Nor can this clause in the ordinance be disregarded as being unconstitutional, and effect be given to the first part alone. The provisions of the ordinance are to be considered as a whole, and it is not to be assumed that the city council would have adopted the first clause without enacting the condition thereto. The connection of the two clauses by the conjunction “ unless” shows that they are to be taken together, and that the *683first clause does not by itself express the legislative will of the council. It is well established that a statute may be in part constitutional, and in part unconstitutional, and, if the parts are wholly independent of each other, that which is constitutional may stand, while that which is unconstitutional will be rejected; but, as was said in Poindexter v.

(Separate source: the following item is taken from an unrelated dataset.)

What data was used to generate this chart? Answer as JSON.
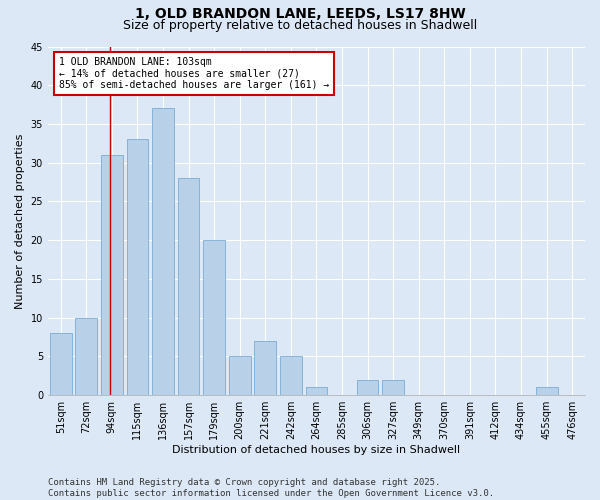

Greenhow, 114 U. S. 305: “These are cases where the parts are so distinctly separable that each can stand alone, and where the court is able to see and to declare that the intention of the legislature was that the part pronounced valid should, be enforceable, even though the other part should fail. To hold otherwise would be to substitute for the law intended by the legislature one they may never have been willing by itself to enact.” The same court also said in Spraigue v. Thompson, 118 U. S. 94, where it was sought to apply the rule to certain illegal exceptions in a statute of the state of Georgia: “The insuperable difficulty with the application of that principle of construction to the present instance is that, by rejecting the exceptions intended by the legislature of Georgia, the statute is made to enact what confessedly the legislature never meant. It forces upon the statute a positive operation beyond the legislative intent, and beyond what any one can say it would have enacted in view . of the illegality of the exceptions.” (See, also, Cooley's Constitutional Limitations, 209-12; Warren v. Charles-town, 2 Gray, 84.)

As we can consider the ordinance only in the form in which it has been enacted, we must hold that it did not authorize the arrest of the petitioner. The petitioner is, therefore, discharged.

Garoutte, J., McFarland, J., Henshaw, J., Van Fleet, J., and Temple, J., concurred.